IT Stability and Scalability Strategy
A major Fortune 1000 company in the transportation industry suffered a disruption of its eCommerce website on Cyber Monday in 2011, arguably its busiest shopping day of the year. The website became unstable for a large portion of the day, severely affecting revenues during a popular sale. For a company known widely for trust and customer service, the website disruption was a critical event.
The company needed to determine the source of the website disruption as quickly as possible and provide a path to remediation to ensure the event would never be repeated. With plans for solid growth over the next 2–3 years, the company needed to ensure its technology base is not only stable today but also scalable to adapt to future growth. The company leveraged the expertise of AIM Consulting for both of these requirements.

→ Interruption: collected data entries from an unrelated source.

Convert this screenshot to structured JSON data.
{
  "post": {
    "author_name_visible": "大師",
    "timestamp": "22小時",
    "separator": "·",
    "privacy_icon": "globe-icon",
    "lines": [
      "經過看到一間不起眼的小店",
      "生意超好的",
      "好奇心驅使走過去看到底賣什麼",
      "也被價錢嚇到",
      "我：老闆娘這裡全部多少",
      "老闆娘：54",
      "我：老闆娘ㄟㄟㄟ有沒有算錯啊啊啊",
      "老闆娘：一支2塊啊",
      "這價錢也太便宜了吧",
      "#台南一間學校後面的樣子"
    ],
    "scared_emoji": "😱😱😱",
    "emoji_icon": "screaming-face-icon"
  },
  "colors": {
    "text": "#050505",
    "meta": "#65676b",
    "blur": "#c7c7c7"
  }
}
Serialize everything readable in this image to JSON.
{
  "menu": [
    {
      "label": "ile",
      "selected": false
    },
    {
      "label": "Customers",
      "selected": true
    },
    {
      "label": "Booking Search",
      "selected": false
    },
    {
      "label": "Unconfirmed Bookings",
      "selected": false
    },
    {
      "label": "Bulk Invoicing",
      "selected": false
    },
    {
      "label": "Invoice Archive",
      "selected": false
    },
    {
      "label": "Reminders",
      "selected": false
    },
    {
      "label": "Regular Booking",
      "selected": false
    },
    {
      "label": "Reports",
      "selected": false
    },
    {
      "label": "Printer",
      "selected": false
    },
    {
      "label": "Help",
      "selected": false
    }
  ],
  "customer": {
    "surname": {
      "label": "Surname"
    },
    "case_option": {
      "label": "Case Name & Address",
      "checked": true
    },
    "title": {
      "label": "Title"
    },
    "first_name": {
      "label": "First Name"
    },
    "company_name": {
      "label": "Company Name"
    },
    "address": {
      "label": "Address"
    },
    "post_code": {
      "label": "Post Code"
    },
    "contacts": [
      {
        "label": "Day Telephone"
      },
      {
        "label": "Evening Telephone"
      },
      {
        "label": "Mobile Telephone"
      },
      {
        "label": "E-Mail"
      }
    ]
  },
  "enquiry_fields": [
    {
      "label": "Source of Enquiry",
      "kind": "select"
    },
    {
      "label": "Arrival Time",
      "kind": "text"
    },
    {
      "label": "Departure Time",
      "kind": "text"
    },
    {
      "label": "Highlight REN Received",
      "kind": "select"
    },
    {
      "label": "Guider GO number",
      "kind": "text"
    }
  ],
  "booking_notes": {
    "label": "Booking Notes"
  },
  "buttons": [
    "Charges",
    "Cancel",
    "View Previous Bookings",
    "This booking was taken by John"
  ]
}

An AIM consultant was engaged to isolate the source of the bottleneck. Working with the company’s business and technology teams, the consultant pored through historical data, current data, and business forecasts. The primary bottleneck was determined to be a configuration issue associated with a critical infrastructure component. To resolve this issue, the consultant developed a capacity model that not only isolated the bottleneck source but also provided a systems capacity forecast moving forward. Additional analysis revealed that several other infrastructure systems were not able to withstand the loads experienced during the record-breaking Cyber Monday sale.
The capacity model drove further discussions on scalability investments. With additional guidance from AIM, the company has decided to scale up its infrastructure and systems in order to meet future demand.
The expertise provided by AIM Consulting led the company through a smooth Cyber Monday 2012, making it a non-event. The initial phase of the project is now complete. AIM Consulting then moved to assist the company in the project’s second phase, which involves proactive recommendations to help the company build a solid business case to its investment council for more technology improvements over the next 24–36 months.